On the news front, last night the Federal Reserve kept interest rates unchanged, but internal voting disagreements hit a multi-decade high, highlighting hawkish voices. Coupled with rising U.S. Treasury yields and the dollar index strengthening simultaneously, expectations for rate cuts have significantly cooled, directly suppressing gold prices. The safe-haven support from Middle Eastern geopolitical risks is relatively weak and unable to offset the macroeconomic bearish pressure. Tonight, the U.S. PCE core inflation data will be a key catalyst for the market. If the data is strong, it will further reinforce high-interest rate expectations and increase downward pressure on gold prices.
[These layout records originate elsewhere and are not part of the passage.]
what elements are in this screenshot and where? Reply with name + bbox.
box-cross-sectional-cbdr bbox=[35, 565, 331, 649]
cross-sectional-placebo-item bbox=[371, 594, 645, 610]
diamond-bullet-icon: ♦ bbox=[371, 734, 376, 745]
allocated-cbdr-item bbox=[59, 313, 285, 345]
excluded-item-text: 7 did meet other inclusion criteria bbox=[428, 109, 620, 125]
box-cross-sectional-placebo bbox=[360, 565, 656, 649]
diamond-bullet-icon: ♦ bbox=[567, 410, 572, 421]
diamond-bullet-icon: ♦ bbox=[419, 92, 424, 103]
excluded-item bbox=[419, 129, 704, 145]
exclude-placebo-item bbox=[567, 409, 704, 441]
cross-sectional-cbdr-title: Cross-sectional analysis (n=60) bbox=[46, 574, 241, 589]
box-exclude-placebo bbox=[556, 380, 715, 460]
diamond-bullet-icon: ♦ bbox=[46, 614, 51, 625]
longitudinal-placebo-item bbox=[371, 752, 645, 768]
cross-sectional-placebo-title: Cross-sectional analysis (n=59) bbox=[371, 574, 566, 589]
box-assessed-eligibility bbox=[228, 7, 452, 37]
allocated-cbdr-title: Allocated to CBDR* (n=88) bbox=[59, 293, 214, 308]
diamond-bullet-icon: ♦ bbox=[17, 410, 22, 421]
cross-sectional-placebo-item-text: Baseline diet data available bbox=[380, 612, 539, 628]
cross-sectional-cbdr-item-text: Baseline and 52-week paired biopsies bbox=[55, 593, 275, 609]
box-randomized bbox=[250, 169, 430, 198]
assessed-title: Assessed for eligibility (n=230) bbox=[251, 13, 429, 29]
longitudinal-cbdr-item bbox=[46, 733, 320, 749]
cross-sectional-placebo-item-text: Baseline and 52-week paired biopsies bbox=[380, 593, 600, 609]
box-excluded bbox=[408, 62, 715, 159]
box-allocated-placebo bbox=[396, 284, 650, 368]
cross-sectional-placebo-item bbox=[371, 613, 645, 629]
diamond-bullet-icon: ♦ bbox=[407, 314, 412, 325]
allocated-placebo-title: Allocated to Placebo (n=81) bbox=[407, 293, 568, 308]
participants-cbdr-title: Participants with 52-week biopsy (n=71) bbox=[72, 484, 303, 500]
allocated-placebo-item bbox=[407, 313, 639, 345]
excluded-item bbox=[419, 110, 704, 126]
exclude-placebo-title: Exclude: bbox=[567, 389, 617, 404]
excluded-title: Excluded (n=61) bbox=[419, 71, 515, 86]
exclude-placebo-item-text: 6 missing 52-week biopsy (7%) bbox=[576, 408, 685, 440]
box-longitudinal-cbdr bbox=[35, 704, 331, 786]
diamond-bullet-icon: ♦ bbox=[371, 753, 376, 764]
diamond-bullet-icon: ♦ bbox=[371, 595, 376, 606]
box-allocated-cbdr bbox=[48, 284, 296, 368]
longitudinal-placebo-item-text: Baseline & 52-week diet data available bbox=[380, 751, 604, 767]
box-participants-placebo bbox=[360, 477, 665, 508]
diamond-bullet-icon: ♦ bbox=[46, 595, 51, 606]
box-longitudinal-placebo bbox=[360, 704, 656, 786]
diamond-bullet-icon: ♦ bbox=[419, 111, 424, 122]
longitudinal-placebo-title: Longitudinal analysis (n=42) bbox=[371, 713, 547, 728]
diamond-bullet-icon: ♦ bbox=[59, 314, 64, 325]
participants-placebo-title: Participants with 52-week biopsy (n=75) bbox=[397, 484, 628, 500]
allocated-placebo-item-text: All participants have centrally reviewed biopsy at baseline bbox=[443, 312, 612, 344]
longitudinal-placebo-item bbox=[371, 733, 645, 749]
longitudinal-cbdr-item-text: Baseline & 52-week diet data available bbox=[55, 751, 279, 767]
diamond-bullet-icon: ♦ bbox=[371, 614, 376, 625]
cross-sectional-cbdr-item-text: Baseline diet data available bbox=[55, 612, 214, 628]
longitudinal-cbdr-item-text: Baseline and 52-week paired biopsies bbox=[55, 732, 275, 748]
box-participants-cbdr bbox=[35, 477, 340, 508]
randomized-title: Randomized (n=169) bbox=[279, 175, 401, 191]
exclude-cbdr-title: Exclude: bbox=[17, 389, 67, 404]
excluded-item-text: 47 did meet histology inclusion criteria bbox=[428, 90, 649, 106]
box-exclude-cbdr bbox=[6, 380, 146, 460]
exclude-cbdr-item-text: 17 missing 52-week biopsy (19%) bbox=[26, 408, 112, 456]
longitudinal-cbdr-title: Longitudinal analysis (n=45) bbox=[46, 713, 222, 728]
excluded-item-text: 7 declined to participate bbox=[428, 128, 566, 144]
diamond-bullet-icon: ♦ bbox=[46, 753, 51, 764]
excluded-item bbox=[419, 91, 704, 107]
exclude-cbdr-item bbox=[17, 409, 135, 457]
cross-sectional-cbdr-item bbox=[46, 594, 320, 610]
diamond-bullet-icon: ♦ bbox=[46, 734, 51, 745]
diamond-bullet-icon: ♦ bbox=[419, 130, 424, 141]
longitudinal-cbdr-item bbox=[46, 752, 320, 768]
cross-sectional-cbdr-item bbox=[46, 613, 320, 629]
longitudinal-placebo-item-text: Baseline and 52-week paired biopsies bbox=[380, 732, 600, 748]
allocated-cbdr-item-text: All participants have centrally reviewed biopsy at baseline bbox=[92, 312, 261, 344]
From a technical perspective, a death cross has formed on the daily chart, indicating a clear downward trend structure. The four-hour chart shows prices closely following the downward channel. Short-term bearish momentum has not been fully released. Early morning resistance is concentrated around 4580-4600, with initial support at 4550. The key strong support is at 4510, which is the overnight low. If broken, it could open up a larger downside space.
Trading Suggestions
Operate mainly with steady short positions, supplemented by long positions at lower levels. Consider shorting on rebounds to 4570-4585, with a stop loss at 4605. The first target is 4550, and if broken, look toward 4510.